Le poète a tout juste vingt ans. C’est l’un des plus anciens manuscrits de René Char connu ; ceux de cette époque sont rarissimes et il n’existe pas de manuscrit du recueil, les poèmes autographes ayant été dispersés par le poète et, pour certains, détruits. Ce premier livre de l’auteur – le seul publié sous le prénom de René-Emile – regroupe des poèmes écrits en 1925 et 1927, qui contiennent pour certains des élans surréalistes. Depuis 1925, Char suit des cours de l’École de commerce de Marseille, sans réel intérêt pour la chose, et certaines de ses errances et rencontres amoureuses dans les quartiers populaires de la ville sont évoquées dans ses premiers poèmes. En 1927, il effectue son service militaire à Nîmes, dans l’artillerie, pendant dix-huit mois. C’est pendant cette période qu’il met en forme son recueil, qui publié en juin 1928, près de six mois après son impression, aux Éditions Le Rouge et le Noir, à compte d’auteur. Il en offre alors quelques exemplaires à des proches : amis de Marseille et du contingent de Nîmes, et quelques poètes locaux, ainsi qu’à Jules Supervielle, seule véritable destinataire « littéraire ». On connaît ainsi des exemplaires dédicacés à Maurice Courtois-Suffit, Jean Gleizes, Armel Ferrand, Lucien Franchi, Jules Supervielle, donc, et, bien plus tard, à Yves Breton, Yves et Jeannette Tanguy et Paul Éluard – tous envoyés tardivement.

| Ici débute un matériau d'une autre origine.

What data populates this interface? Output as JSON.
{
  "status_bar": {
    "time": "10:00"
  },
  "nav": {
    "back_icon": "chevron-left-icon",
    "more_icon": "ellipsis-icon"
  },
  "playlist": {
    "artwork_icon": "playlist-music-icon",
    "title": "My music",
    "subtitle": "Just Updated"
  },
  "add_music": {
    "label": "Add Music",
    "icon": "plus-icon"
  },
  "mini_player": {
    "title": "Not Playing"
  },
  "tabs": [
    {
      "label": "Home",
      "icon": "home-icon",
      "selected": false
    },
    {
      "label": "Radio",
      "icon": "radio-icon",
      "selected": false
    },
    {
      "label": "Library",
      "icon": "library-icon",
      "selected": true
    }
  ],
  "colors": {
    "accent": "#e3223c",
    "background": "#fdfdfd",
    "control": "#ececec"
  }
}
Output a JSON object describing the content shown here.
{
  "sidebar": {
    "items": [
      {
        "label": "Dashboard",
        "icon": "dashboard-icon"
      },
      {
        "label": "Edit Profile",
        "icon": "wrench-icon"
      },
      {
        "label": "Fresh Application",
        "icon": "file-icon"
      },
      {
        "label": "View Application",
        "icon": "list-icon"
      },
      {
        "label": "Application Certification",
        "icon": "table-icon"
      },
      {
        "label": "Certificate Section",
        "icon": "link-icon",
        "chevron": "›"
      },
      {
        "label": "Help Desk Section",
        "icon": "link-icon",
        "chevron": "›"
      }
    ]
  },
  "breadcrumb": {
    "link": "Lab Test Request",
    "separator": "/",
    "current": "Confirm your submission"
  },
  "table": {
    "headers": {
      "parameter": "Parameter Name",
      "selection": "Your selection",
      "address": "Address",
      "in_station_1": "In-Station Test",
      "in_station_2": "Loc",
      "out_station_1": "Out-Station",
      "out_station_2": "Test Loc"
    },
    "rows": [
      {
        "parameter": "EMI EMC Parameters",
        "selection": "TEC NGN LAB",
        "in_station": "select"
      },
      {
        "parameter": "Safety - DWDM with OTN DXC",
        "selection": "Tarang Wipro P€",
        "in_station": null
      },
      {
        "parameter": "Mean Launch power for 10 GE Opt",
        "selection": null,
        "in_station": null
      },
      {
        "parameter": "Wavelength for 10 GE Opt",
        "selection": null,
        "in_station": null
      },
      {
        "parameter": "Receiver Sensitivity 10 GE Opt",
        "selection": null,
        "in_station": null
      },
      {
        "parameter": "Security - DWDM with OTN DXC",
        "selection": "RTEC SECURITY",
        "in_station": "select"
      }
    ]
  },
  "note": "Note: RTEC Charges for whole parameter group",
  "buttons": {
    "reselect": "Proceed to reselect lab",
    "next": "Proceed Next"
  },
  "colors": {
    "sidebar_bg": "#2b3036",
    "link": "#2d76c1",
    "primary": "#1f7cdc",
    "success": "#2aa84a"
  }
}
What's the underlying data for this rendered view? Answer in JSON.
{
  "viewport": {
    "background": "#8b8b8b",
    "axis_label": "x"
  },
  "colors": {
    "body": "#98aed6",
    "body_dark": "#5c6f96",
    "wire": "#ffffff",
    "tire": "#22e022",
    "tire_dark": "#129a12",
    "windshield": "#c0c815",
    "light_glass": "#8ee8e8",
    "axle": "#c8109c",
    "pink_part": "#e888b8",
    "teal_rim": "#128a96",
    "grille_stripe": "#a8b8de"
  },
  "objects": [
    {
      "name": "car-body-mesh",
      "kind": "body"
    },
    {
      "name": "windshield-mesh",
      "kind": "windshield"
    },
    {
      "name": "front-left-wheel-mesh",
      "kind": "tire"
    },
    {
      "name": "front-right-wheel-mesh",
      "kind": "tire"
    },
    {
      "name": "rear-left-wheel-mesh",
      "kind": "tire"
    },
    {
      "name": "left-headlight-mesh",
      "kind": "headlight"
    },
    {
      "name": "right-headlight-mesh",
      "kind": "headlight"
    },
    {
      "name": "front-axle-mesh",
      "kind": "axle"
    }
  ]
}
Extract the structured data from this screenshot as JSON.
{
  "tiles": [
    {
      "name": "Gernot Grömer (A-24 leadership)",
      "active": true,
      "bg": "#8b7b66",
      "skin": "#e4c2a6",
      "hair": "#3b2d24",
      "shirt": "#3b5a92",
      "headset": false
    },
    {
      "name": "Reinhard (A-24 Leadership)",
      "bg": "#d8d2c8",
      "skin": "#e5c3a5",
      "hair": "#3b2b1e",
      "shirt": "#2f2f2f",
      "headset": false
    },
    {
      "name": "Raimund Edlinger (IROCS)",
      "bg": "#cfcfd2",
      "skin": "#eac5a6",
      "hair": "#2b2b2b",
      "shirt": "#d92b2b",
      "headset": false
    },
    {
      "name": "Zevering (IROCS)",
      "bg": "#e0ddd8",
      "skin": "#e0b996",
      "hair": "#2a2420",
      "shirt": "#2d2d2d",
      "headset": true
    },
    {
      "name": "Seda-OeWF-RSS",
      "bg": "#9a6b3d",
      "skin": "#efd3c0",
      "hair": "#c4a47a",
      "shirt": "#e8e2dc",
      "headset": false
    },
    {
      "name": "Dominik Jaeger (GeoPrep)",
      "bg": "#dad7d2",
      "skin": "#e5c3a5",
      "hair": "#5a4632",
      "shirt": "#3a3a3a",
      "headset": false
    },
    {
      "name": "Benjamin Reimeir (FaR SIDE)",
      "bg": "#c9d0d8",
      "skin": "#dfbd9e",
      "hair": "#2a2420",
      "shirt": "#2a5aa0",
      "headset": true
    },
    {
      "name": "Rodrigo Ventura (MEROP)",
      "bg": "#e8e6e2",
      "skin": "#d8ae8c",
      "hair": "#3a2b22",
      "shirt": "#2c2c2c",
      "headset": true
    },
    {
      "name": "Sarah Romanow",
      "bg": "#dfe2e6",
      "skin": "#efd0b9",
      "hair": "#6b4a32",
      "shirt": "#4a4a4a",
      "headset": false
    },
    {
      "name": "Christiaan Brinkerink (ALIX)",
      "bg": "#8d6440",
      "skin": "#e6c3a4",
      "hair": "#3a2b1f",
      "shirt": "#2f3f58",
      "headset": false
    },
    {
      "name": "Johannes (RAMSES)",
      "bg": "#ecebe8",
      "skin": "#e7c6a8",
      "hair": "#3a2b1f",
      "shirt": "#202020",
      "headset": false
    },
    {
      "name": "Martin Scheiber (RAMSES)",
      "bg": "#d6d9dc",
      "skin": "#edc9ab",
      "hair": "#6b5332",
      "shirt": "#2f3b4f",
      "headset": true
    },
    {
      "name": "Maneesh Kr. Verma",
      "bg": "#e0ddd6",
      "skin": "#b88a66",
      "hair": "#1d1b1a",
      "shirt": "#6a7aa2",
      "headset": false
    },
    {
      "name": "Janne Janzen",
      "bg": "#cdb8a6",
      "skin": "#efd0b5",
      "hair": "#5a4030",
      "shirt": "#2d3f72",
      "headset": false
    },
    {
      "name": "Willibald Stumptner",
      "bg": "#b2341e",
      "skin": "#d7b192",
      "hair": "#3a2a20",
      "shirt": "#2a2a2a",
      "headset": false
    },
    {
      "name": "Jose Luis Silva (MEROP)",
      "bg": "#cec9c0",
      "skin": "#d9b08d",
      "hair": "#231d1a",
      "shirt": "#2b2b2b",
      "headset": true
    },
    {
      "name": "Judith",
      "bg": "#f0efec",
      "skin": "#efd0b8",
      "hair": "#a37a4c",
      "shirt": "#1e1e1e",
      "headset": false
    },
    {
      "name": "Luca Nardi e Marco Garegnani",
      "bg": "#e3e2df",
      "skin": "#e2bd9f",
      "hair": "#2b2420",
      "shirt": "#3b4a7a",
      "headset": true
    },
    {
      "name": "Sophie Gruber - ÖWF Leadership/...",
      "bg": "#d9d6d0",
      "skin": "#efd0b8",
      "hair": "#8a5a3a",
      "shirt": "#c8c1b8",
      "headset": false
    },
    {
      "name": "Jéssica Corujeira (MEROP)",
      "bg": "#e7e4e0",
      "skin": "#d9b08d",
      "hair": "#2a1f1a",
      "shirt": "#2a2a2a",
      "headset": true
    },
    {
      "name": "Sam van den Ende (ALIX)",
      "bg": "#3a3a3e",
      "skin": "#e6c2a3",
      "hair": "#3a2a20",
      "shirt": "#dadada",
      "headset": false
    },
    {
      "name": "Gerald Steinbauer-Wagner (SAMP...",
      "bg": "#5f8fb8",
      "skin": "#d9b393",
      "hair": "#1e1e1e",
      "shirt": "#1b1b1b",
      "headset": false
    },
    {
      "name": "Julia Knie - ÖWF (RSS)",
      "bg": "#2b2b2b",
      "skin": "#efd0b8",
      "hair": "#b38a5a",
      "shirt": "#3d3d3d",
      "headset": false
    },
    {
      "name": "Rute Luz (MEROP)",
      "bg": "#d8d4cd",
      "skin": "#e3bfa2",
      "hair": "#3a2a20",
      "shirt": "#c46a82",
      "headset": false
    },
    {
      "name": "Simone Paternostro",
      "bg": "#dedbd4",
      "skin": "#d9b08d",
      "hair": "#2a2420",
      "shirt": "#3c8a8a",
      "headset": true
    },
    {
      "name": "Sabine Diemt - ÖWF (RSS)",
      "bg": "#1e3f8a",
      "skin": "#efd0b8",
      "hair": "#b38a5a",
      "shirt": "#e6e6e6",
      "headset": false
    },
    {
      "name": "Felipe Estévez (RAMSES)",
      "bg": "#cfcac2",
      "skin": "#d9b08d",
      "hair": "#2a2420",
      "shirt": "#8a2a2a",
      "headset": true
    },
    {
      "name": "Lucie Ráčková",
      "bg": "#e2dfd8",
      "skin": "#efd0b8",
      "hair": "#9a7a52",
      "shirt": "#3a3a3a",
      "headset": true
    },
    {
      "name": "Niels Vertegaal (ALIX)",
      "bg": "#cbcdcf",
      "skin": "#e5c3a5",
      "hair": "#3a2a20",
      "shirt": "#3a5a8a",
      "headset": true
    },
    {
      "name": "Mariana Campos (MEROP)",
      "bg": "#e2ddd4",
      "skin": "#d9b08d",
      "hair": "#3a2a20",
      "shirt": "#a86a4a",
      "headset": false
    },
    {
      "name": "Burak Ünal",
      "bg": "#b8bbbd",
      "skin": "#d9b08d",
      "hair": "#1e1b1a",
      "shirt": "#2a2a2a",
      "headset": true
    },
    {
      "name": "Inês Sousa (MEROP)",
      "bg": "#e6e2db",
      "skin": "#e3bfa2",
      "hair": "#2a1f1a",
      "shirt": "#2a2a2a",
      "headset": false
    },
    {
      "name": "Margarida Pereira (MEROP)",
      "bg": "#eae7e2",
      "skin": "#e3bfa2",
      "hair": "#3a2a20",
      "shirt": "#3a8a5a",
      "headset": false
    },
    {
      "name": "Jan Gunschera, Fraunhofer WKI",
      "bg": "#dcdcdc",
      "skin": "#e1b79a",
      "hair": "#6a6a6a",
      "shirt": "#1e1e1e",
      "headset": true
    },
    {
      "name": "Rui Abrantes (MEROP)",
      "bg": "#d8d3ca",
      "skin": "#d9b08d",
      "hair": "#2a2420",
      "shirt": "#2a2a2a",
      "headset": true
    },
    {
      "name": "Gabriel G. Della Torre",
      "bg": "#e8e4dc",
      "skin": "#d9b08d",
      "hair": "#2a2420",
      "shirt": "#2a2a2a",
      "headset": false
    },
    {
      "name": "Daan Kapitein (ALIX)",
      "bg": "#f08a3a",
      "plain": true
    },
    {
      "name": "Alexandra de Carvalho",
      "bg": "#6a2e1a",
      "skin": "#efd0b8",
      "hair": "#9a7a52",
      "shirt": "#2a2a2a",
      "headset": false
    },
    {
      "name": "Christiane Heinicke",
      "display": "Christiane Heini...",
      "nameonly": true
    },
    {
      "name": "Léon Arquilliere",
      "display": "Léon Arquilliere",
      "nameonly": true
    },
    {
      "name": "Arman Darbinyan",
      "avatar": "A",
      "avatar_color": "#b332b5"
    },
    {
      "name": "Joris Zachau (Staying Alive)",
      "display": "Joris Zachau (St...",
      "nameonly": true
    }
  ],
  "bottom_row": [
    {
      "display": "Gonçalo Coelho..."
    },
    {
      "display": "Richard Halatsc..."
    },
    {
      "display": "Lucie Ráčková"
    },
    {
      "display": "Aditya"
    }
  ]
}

Entretemps, le poète détruira une bonne partie des cent-cinquante-trois exemplaires : « Leur titre me devint rapidement haïssable ; mais à vrai dire, derrière ce titre, c’étaient des poèmes dont je n’étais guère fier », et n’évoquera plus cette parution dans sa biblio-graphie, la faisant ensuite débuter à la parution d’Arsenal. Dans la revue éditée par la même maison d’édition, Georges Dupeyron écrira cependant en novembre 1928 : « L’auteur est un poète ; il en a l’instinct, c’est-à-dire que poussé par une sensibilité toute puissante, il essaie de construire un nouvel ordre. » Plus critique, G. Goubeyre, écrit la même année dans La Cigale uzégeoise : « Ces courts poèmes indiquent une vie intérieure qui n’arrive encore que difficilement à se concrétiser sous forme verbale. » Le poète en prend acte et publie en 1929, dans la revue mensuelle de littérature et d’art Méridiens, qui connaîtra trois livraisons et révèlera André Cayatte, plusieurs poèmes qu’il rassemblera ensuite pour former un deuxième recueil, Arsenal, qui paraît en août 1929.